After decades of brutal civil war that left two and a half million dead in Sudan, the devastated and vastly underdeveloped southern part of Sudan secured independence in 2011. Secession from Sudan marked a major milestone and a fresh opportunity for South Sudanese. But massive state-corroding corruption, political instability within the ruling party, and persistent tensions with Sudan over the sharing of oil revenues left South Sudan deeply vulnerable to renewed conflict.[1] The arm conflict did not die off even within the new nation, nor has there been a significant national progress.

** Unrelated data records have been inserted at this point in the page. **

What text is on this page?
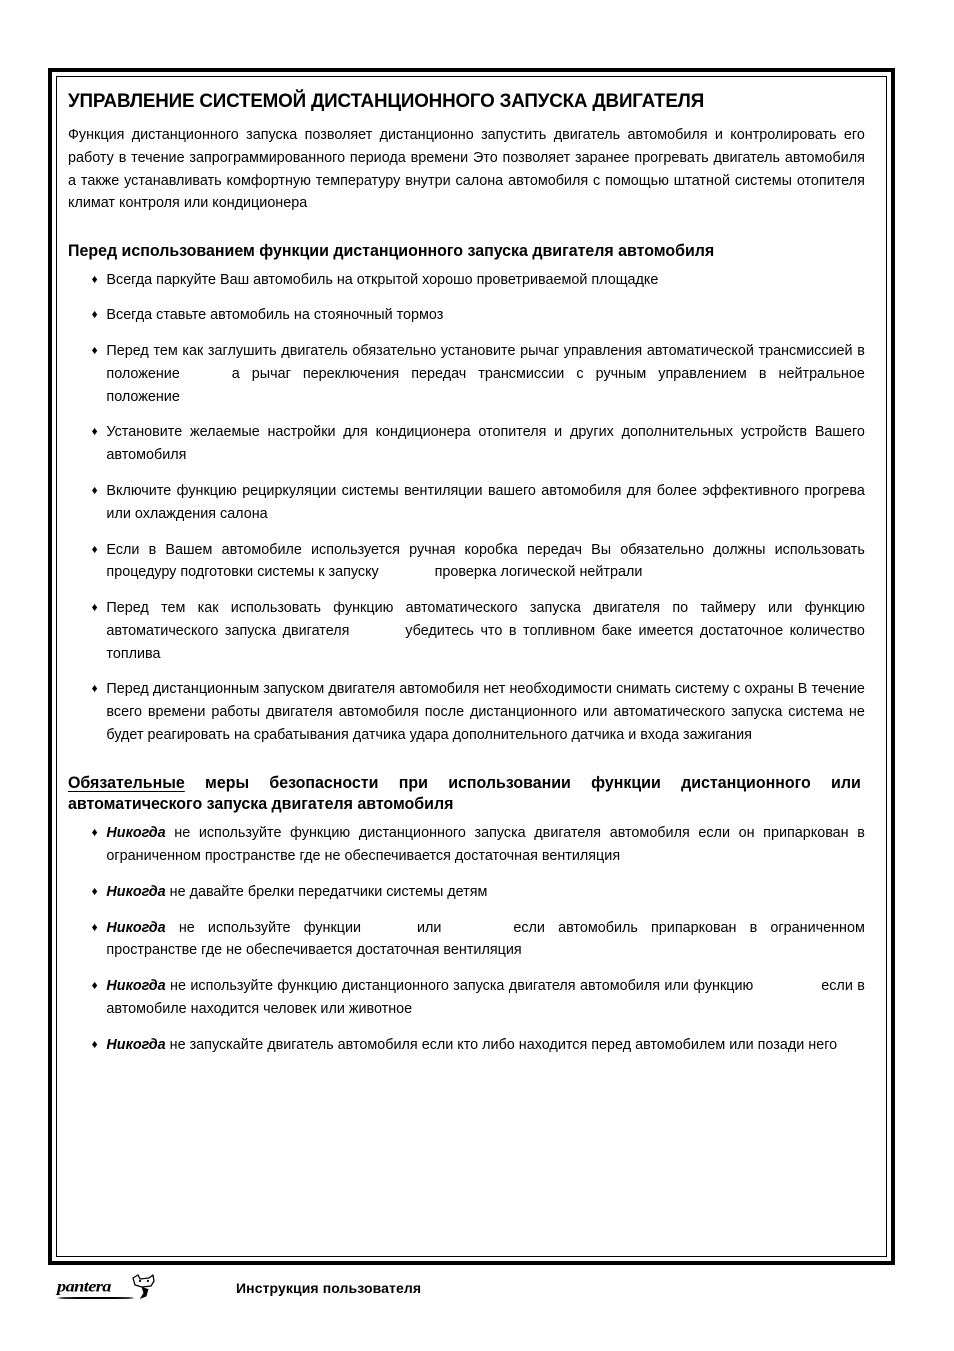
УПРАВЛЕНИЕ СИСТЕМОЙ ДИСТАНЦИОННОГО ЗАПУСКА ДВИГАТЕЛЯ

Функция дистанционного запуска позволяет дистанционно запустить двигатель автомобиля и контролировать его работу в течение запрограммированного периода времени Это позволяет заранее прогревать двигатель автомобиля а также устанавливать комфортную температуру внутри салона автомобиля с помощью штатной системы отопителя климат контроля или кондиционера

Перед использованием функции дистанционного запуска двигателя автомобиля
♦ Всегда паркуйте Ваш автомобиль на открытой хорошо проветриваемой площадке
♦ Всегда ставьте автомобиль на стояночный тормоз
♦ Перед тем как заглушить двигатель обязательно установите рычаг управления автоматической трансмиссией в положение	а рычаг переключения передач трансмиссии с ручным управлением в нейтральное положение
♦ Установите желаемые настройки для кондиционера отопителя и других дополнительных устройств Вашего автомобиля
♦ Включите функцию рециркуляции системы вентиляции вашего автомобиля для более эффективного прогрева или охлаждения салона
♦ Если в Вашем автомобиле используется ручная коробка передач Вы обязательно должны использовать процедуру подготовки системы к запуску	проверка логической нейтрали
♦ Перед тем как использовать функцию автоматического запуска двигателя по таймеру или функцию автоматического запуска двигателя	убедитесь что в топливном баке имеется достаточное количество топлива
♦ Перед дистанционным запуском двигателя автомобиля нет необходимости снимать систему с охраны В течение всего времени работы двигателя автомобиля после дистанционного или автоматического запуска система не будет реагировать на срабатывания датчика удара дополнительного датчика и входа зажигания
Обязательные меры безопасности при использовании функции дистанционного или автоматического запуска двигателя автомобиля
♦ Никогда не используйте функцию дистанционного запуска двигателя автомобиля если он припаркован в ограниченном пространстве где не обеспечивается достаточная вентиляция
♦ Никогда не давайте брелки передатчики системы детям
♦ Никогда не используйте функции	или	если автомобиль припаркован в ограниченном пространстве где не обеспечивается достаточная вентиляция
♦ Никогда не используйте функцию дистанционного запуска двигателя автомобиля или функцию	если в автомобиле находится человек или животное
♦ Никогда не запускайте двигатель автомобиля если кто либо находится перед автомобилем или позади него
pantera	Инструкция пользователя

After separation of IPOB Biafra, what next
ipob Biafra

 

 

If the call for separation in Nigeria is answered and Nigeria disintegrates along ethnic or regional divides, there are several possible outcomes for the ethnic-related regions and constituent communities.

 

On one hand, there is a possibility that the ruling class (traditional leaders and civil leaders) will lead their ethnic people to progress and development in selflessness and dedication. The new nations formed from ethnic-related regions may feel the need to compete for development of their regions against other regions. They might be motivate by the urge to brag over other new nations. For instance, the northern region will feel the need to prove to the south that they will be more developed without the help of the south-eastern or south-western people. With this competition in mind, the leaders in the south will compete for development among one another, prompting a massive development of all sides and regions of Nigeria.

 

On the other hand, it may be naïve to think that the present crop of leaders will miraculously become messiahs in their would-be nations. Many of them have adopted the desperate consumerism in the chaotic unitary system of Nigerian governance. Will they easily overcome the habit of looting that has characterized Nigerian political class. As it is observed in the continued chaos of South Sudan, the catalysts for political instability abound even among the regions that may align to form new smaller nations from Nigeria. There is still a massive state-corroding corruption, political instability and persistent tensions over the sharing of oil revenues in South Sudan. Yet, they may still require some coaching in acquired style of corruption by their Nigerian counterparts.

 

The present South-Eastern part of Nigeria rarely unite under one voice for internal leadership, except in opposition of a common enemy. Leadership figures in South-East hardly concede for one another, as they continuously tussle for supremacy. The south-south (a terrible conjecture of geographical terminology), just like Nigeria itself, is a haphazard creation of the civil-war victors. The civil war victors created south-south to cut the excesses of the ‘stubborn’ south-east by alienating the easterners from possible allies in the lower Niger (south-south). The civil war victors, like the colonial masters, merged the Ogonis, the Ijaws, Oron, Ibibio, Itsekiris, Urhobo, Esan, some Igbos in River and Delta states all as south-south. The south-west enjoys a relative cultural homogeneity like the North, while the middle belt remains in the same cultural confusion as the south-south between the Tivs, Idomas, Egbira, Igala and other tribes.

 

The casual misunderstandings among Nigerian ethnic communities bound together as regions by military decrees form backgrounds for the type of political instability that has kept South Sudan distracted from development even after their independence from Sudan. The focus on oil revenue in Nigeria remains high and the mutual suspicion against inter-tribal domination among the regions has not melted away. The question remains: after separation, what next for the smaller nations that will be formed?

 

A disintegration of the Nigerian entity may most probably spell doom for the ethnic communities that comprise the nation. They may continue to conflict and disintegrate further to their own detriment. Unless the ethnic communities, tribes and eventually, the regions agree on the form of alliances that could ensure their development, both options of dogmatically staying together or separating along ethnic or regional lines remain retrogressive.